I think we are a lot more messed up than we think. Someone who was only in for a short period of time might be exempt from this idea. I fully left physically and emotionally sometime between the ages of 18-22. I was a born-in. I was raised in the religion and I had severe PTSD when I left. I was actually diagnosed with 'extreme PTSD'. I spent the next 20 years recovering. I figured out a lot of crap. I thought that overcoming the teachings and recovering from the PTSD was all I needed. But there was a conversation here on this site in the last 2 years that made me realize that I was wrong and I have a lot more work to do.
Someone in that conversation made me realize that I'm an abusive person. I don't want to be. I have never had the intention to be abusive. Heck, I'm a victim here! But a lot of victims of emotional abuse also become abusers. It is how we learn to navigate and survive the abuse. We were taught that love-bombing and shunning are equally loving when neither are actually good. Healthy love is good. Bombarding someone with love to manipulate and control them is not good. Putting conditions on love is not good. We were taught that our misery was happiness. And we believed this stuff. I did. I might not have had a good foundation and wasn't a true believer of the doctrine but I believed everything else. I never shunned anyone who disagreed with my religious beliefs. I didn't think that was right. But I cut myself off from people that I felt were harmful to me. They didn't get a choice. And I can't honestly say that they ever saw that coming. That is abusive behavior. I can see it now, years later and looking at it objectively. I still have those impulses. I've learned to communicate better. But I'm still very reactionary and my reactions tend to be hard liners and abusive. I still have a lot to work on.
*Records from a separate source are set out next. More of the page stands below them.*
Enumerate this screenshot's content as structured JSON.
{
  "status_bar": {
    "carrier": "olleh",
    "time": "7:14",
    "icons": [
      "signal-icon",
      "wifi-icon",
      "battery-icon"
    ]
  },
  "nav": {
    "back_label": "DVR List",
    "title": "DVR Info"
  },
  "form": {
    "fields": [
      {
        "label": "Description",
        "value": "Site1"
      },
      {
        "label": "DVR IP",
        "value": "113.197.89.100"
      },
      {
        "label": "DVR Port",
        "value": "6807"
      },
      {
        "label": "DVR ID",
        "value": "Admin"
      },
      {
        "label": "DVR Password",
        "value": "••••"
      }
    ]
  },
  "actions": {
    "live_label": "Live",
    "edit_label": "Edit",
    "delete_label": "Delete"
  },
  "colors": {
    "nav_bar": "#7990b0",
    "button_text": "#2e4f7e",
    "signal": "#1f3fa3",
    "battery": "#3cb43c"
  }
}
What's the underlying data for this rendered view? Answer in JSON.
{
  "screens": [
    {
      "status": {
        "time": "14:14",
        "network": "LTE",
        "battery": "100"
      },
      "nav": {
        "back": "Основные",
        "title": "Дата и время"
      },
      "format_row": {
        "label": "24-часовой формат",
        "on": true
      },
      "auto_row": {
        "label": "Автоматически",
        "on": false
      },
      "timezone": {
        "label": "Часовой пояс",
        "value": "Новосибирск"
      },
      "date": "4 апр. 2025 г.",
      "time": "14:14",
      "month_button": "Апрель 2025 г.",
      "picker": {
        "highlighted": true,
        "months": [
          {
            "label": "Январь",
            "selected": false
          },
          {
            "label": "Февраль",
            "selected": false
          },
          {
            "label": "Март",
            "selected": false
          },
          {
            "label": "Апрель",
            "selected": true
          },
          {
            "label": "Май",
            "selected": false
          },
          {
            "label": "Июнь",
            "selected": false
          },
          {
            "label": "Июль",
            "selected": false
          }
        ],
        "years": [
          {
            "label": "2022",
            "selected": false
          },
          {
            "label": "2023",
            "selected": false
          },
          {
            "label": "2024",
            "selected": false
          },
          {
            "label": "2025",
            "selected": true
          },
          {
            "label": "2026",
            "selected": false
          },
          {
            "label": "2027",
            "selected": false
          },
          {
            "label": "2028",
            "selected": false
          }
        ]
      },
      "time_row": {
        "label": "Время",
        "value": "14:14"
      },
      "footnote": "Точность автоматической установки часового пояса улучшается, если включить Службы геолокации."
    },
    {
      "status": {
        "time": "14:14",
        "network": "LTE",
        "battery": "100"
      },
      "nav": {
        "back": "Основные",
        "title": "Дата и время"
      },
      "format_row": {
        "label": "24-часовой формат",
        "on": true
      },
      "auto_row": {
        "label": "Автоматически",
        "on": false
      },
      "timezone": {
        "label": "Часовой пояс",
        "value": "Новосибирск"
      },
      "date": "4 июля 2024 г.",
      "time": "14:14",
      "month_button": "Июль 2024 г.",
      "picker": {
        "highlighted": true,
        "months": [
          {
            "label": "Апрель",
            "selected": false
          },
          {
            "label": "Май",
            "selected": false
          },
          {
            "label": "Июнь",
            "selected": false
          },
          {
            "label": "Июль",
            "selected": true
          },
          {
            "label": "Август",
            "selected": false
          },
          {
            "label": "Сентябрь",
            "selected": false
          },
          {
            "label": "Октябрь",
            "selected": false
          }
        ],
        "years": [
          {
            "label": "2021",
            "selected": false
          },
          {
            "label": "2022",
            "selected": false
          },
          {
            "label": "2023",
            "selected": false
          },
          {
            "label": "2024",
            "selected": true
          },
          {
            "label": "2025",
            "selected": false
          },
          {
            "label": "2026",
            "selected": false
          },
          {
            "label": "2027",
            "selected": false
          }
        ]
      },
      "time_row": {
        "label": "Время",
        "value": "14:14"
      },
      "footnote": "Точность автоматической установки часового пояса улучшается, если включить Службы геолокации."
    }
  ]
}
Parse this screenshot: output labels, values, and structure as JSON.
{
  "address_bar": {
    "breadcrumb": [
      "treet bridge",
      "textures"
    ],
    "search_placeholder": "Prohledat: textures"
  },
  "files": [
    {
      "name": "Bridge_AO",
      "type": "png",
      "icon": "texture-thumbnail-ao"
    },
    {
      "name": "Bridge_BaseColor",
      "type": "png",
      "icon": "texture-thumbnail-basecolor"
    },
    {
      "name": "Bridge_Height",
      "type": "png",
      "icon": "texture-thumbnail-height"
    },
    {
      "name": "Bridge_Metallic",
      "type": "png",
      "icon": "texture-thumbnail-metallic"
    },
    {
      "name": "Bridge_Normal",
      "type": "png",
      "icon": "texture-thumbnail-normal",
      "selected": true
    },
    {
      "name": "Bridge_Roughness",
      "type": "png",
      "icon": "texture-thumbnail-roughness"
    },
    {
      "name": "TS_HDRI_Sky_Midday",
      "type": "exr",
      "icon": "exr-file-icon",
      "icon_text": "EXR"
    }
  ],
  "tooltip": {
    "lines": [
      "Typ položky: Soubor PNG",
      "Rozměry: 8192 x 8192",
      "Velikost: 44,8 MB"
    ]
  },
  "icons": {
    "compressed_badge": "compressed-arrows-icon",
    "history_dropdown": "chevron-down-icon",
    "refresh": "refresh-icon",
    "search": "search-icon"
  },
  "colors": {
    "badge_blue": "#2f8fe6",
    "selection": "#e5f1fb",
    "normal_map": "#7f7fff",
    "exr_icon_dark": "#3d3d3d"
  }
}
It wasn't easy leaving the cult. It was so damn hard. It was crazy hard coming to terms with all the things that were wrong. I don't like being wrong. It was hard to recognize and acknowledge that my way of thinking was wrong. The hardest part for me wasn't what the cult did to me but accepting that I had to change as a person. And all of that was before I realized that I am what I was taught to be, an abusive person. Facing myself as an abuser and an abusive person is the hardest part for me. I don't like to think of myself in that kind of negativity. It means that working on it will go faster because I'm super motivated not to be an abusive person. But acknowledging that I'm not the kind of person that would be a chosen special person deserving of attention is hard. I don't know many people who have left the cult and have been willing to confront that part of themselves. My hope is that people do it quietly. I don't mean that they shouldn't share their experience. I mean that, as hard as it is to acknowledge it to myself, it is that much harder to acknowledge it to other people. So, my hope is that people who can't share that experience at least explore it in themselves.
So, yes, I think we are messed up even if we don't know it.